Too often during this election season, discussions of how Black males are faring economically have been lumped in with rants about “shared responsibility and sacrifice.” Yet new unemployment statistics out recently — alongside several decades of Black males disproportionately locked out of the mainstream economy or struggling at its lower to middle rungs — point to a different conclusion: American society has all but surrendered when it comes to the economic plight of Black men.

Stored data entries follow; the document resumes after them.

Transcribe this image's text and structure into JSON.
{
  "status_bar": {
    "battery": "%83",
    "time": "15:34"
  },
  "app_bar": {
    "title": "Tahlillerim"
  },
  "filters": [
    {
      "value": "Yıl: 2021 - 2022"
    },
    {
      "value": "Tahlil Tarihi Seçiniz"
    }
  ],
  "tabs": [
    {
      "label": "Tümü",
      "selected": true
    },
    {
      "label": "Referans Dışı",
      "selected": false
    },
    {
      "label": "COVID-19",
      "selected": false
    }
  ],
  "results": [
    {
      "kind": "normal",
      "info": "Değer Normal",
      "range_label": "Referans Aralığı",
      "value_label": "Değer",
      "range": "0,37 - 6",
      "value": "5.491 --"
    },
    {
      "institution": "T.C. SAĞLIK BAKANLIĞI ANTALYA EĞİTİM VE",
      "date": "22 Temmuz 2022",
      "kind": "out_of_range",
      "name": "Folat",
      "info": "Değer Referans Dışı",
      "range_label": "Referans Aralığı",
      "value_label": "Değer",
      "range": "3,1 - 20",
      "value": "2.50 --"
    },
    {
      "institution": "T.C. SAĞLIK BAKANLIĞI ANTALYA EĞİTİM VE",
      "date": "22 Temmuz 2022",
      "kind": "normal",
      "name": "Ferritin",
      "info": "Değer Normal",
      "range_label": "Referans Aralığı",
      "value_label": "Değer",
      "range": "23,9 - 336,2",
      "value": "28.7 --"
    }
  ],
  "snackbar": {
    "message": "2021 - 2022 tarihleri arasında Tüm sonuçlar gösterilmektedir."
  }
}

During the Great Recession, between 2007 and 2009, 8-million Americans lost their jobs. For African Americans, especially the poor and working class, the economic meltdown could be characterized as an inverse parody of their social fate turned on its head. Still struggling with the historical vestiges of unemployment, Blacks lead all ethnic groups with an unemployment rate of 14.1 percent, according to the most-recent data released by the Bureau of Labor Statistics. (This, after topping 16 percent during 2011.)
Last month, the unemployment rate for African-American youth ages 16-19 was 36.6 percent, after approaching 50 percent during 2011. For African-American men and women 20 years and older, the unemployment rate was 14.8 and 11.5 percent, respectively, in July 2012.
The abysmal unemployment rate of African-American males, not to mention their high incarceration and low graduation rates, further compounds this economic catastrophe.
According to a 2012 Department of Labor Report (“The African-American Labor Force In Recovery”):
Blacks are the only racial or ethnic group for whom women represent a larger share of the employed than do men — more than half (53 percent) of the employed Blacks in 2011 were women, compared to 46.0 percent among employed Whites.